Bei der Adorfer Wohnungsgenossenschaft hat sich in den vergangenen Wochen eine besondere Pyramide gedreht. Sie ist allein aufgrund ihres Designs aufgefallen: In leuchtenden bunten Farben drehen sich die Flügel und die Figuren. Und wie alles an diesem Unikat sind sie in Plastik gehüllt. Die Genossenschaft unterstützt mit dieser Anschaffung den Maler und Bildhauer Glenn West. Der gebürtige Engländer hat an der Liverpool Art School studiert, lebt und arbeitet aber bereits seit einigen Jahren in Annaberg-Buchholz.

Die Pyramide ist eine von insgesamt neun, die im Projekt "Kunst trifft Mittelstand" entstanden sind. Durch ihren Erwerb unterstützen lokale Unternehmen Künstlerinnen und Künstler aus ihrer jeweiligen Region.
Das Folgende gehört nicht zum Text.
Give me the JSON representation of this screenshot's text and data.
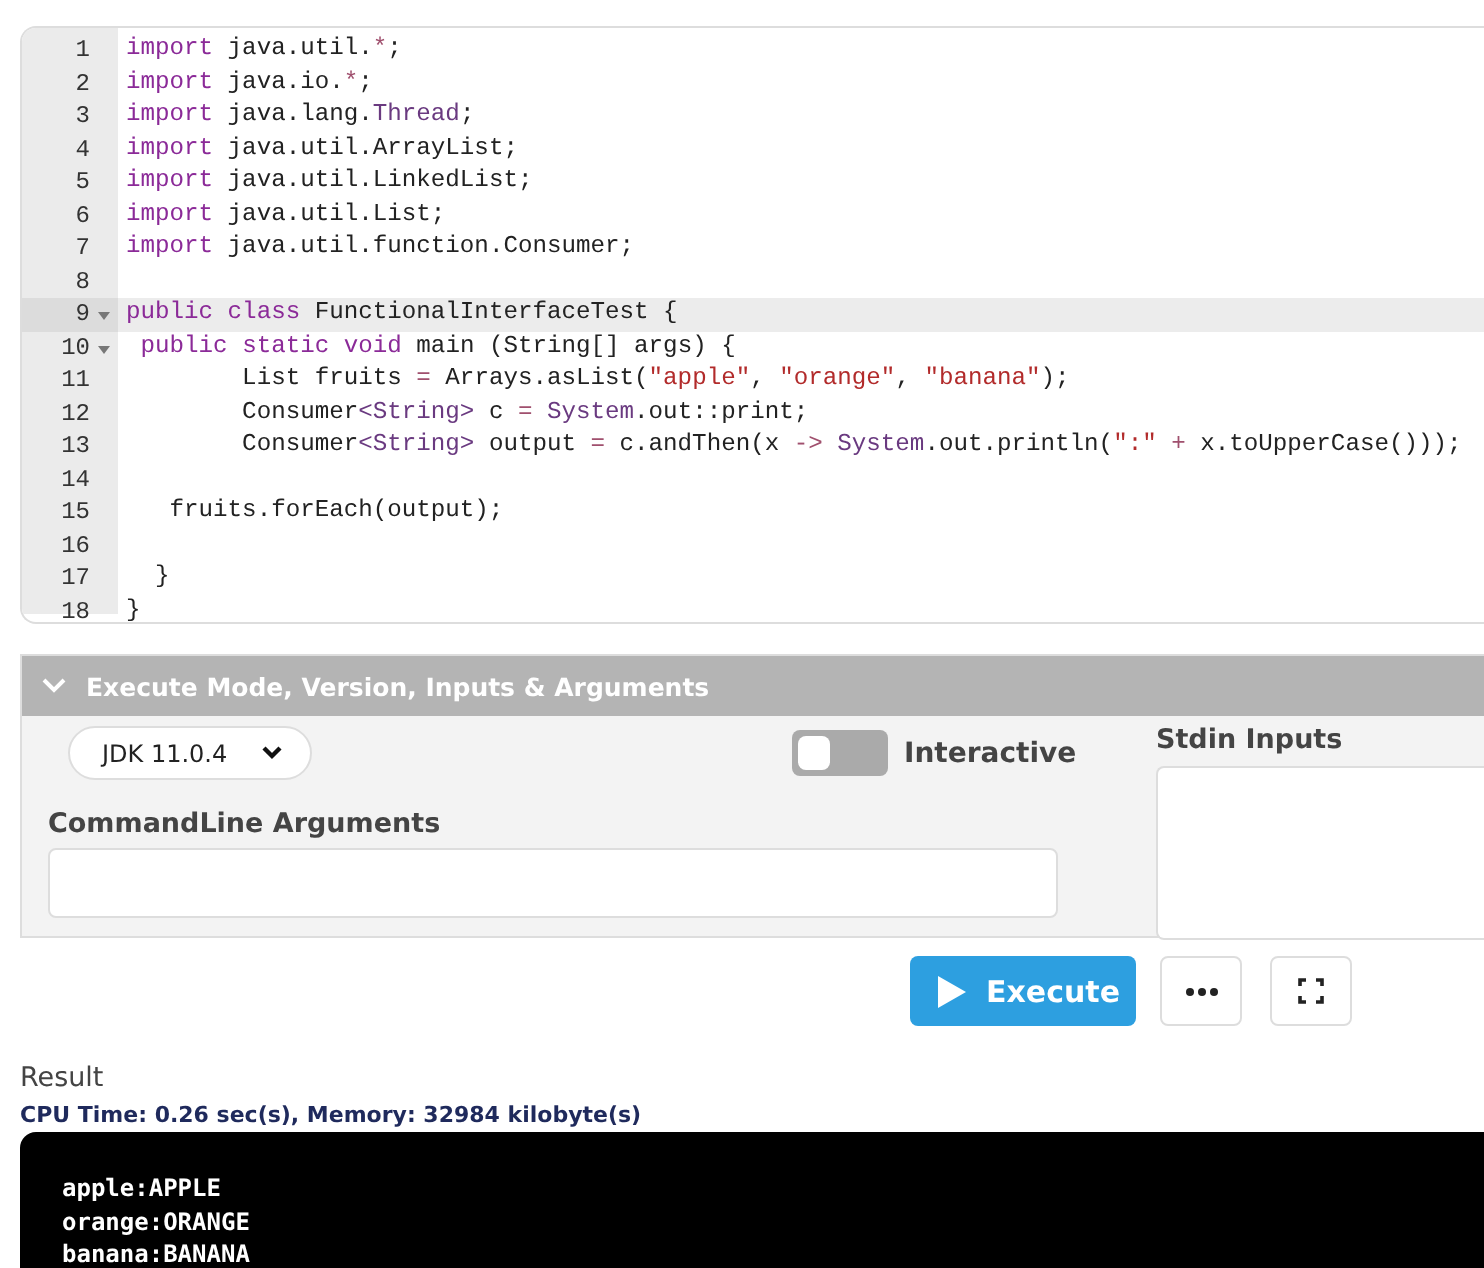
{
  "editor": {
    "lines": [
      {
        "number": "1",
        "foldable": false,
        "current": false,
        "tokens": [
          {
            "kind": "kw",
            "text": "import"
          },
          {
            "kind": "plain",
            "text": " java.util."
          },
          {
            "kind": "op",
            "text": "*"
          },
          {
            "kind": "plain",
            "text": ";"
          }
        ]
      },
      {
        "number": "2",
        "foldable": false,
        "current": false,
        "tokens": [
          {
            "kind": "kw",
            "text": "import"
          },
          {
            "kind": "plain",
            "text": " java.io."
          },
          {
            "kind": "op",
            "text": "*"
          },
          {
            "kind": "plain",
            "text": ";"
          }
        ]
      },
      {
        "number": "3",
        "foldable": false,
        "current": false,
        "tokens": [
          {
            "kind": "kw",
            "text": "import"
          },
          {
            "kind": "plain",
            "text": " java.lang."
          },
          {
            "kind": "type",
            "text": "Thread"
          },
          {
            "kind": "plain",
            "text": ";"
          }
        ]
      },
      {
        "number": "4",
        "foldable": false,
        "current": false,
        "tokens": [
          {
            "kind": "kw",
            "text": "import"
          },
          {
            "kind": "plain",
            "text": " java.util.ArrayList;"
          }
        ]
      },
      {
        "number": "5",
        "foldable": false,
        "current": false,
        "tokens": [
          {
            "kind": "kw",
            "text": "import"
          },
          {
            "kind": "plain",
            "text": " java.util.LinkedList;"
          }
        ]
      },
      {
        "number": "6",
        "foldable": false,
        "current": false,
        "tokens": [
          {
            "kind": "kw",
            "text": "import"
          },
          {
            "kind": "plain",
            "text": " java.util.List;"
          }
        ]
      },
      {
        "number": "7",
        "foldable": false,
        "current": false,
        "tokens": [
          {
            "kind": "kw",
            "text": "import"
          },
          {
            "kind": "plain",
            "text": " java.util.function.Consumer;"
          }
        ]
      },
      {
        "number": "8",
        "foldable": false,
        "current": false
      },
      {
        "number": "9",
        "foldable": true,
        "current": true,
        "tokens": [
          {
            "kind": "kw",
            "text": "public"
          },
          {
            "kind": "kw",
            "text": " class"
          },
          {
            "kind": "plain",
            "text": " FunctionalInterfaceTest {"
          }
        ]
      },
      {
        "number": "10",
        "foldable": true,
        "current": false,
        "tokens": [
          {
            "kind": "kw",
            "text": " public"
          },
          {
            "kind": "kw",
            "text": " static"
          },
          {
            "kind": "kw",
            "text": " void"
          },
          {
            "kind": "plain",
            "text": " main (String[] args) {"
          }
        ]
      },
      {
        "number": "11",
        "foldable": false,
        "current": false,
        "tokens": [
          {
            "kind": "plain",
            "text": "        List fruits "
          },
          {
            "kind": "op",
            "text": "="
          },
          {
            "kind": "plain",
            "text": " Arrays.asList("
          },
          {
            "kind": "str",
            "text": "\"apple\""
          },
          {
            "kind": "plain",
            "text": ", "
          },
          {
            "kind": "str",
            "text": "\"orange\""
          },
          {
            "kind": "plain",
            "text": ", "
          },
          {
            "kind": "str",
            "text": "\"banana\""
          },
          {
            "kind": "plain",
            "text": ");"
          }
        ]
      },
      {
        "number": "12",
        "foldable": false,
        "current": false,
        "tokens": [
          {
            "kind": "plain",
            "text": "        Consumer"
          },
          {
            "kind": "type",
            "text": "<String>"
          },
          {
            "kind": "plain",
            "text": " c "
          },
          {
            "kind": "op",
            "text": "="
          },
          {
            "kind": "type",
            "text": " System"
          },
          {
            "kind": "plain",
            "text": ".out::print;"
          }
        ]
      },
      {
        "number": "13",
        "foldable": false,
        "current": false,
        "tokens": [
          {
            "kind": "plain",
            "text": "        Consumer"
          },
          {
            "kind": "type",
            "text": "<String>"
          },
          {
            "kind": "plain",
            "text": " output "
          },
          {
            "kind": "op",
            "text": "="
          },
          {
            "kind": "plain",
            "text": " c.andThen(x "
          },
          {
            "kind": "op",
            "text": "->"
          },
          {
            "kind": "type",
            "text": " System"
          },
          {
            "kind": "plain",
            "text": ".out.println("
          },
          {
            "kind": "str",
            "text": "\":\""
          },
          {
            "kind": "op",
            "text": " +"
          },
          {
            "kind": "plain",
            "text": " x.toUpperCase()));"
          }
        ]
      },
      {
        "number": "14",
        "foldable": false,
        "current": false
      },
      {
        "number": "15",
        "foldable": false,
        "current": false,
        "tokens": [
          {
            "kind": "plain",
            "text": "   fruits.forEach(output);"
          }
        ]
      },
      {
        "number": "16",
        "foldable": false,
        "current": false
      },
      {
        "number": "17",
        "foldable": false,
        "current": false,
        "tokens": [
          {
            "kind": "plain",
            "text": "  }"
          }
        ]
      },
      {
        "number": "18",
        "foldable": false,
        "current": false,
        "tokens": [
          {
            "kind": "plain",
            "text": "}"
          }
        ]
      }
    ]
  },
  "settings": {
    "title": "Execute Mode, Version, Inputs & Arguments",
    "expanded": true,
    "version": "JDK 11.0.4",
    "interactive": {
      "label": "Interactive",
      "on": false
    },
    "args_label": "CommandLine Arguments",
    "stdin_label": "Stdin Inputs"
  },
  "actions": {
    "execute": "Execute"
  },
  "result": {
    "title": "Result",
    "stats": "CPU Time: 0.26 sec(s), Memory: 32984 kilobyte(s)",
    "output": [
      "apple:APPLE",
      "orange:ORANGE",
      "banana:BANANA"
    ]
  }
}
Ins Leben gerufen hat die Aktion die Marienberger Kunstgenossenschaft "Kunst für die Welt", in der sich wiederum Künstlerinnen und Künstler aus Deutschland und Österreich engagieren. Mitinitiatorin Andrea Steinert ist selbst Künstlerin und kennt das coronabedingte Schicksal vieler in der Branche. Wegen abgesagter Konzerte, Ausstellungen oder Auftritte bleiben wichtige Einnahmen aus. "Vielen geht es gerade finanziell sehr schlecht", sagt Steinert. So wuchs bei ihr und ihrem Mann der Wille, Kunstschaffenden aus der Umgebung zu helfen. Die Idee: Pyramidenrohlinge an die Künstler verteilen, sie von diesen gestalten und anschließend von regionalen Unternehmen finanzieren zu lassen.

Im Dezember war sie mit dieser Idee an mehrere sächsische Firmen heran getreten. Neun haben sich der Aktion angeschlossen.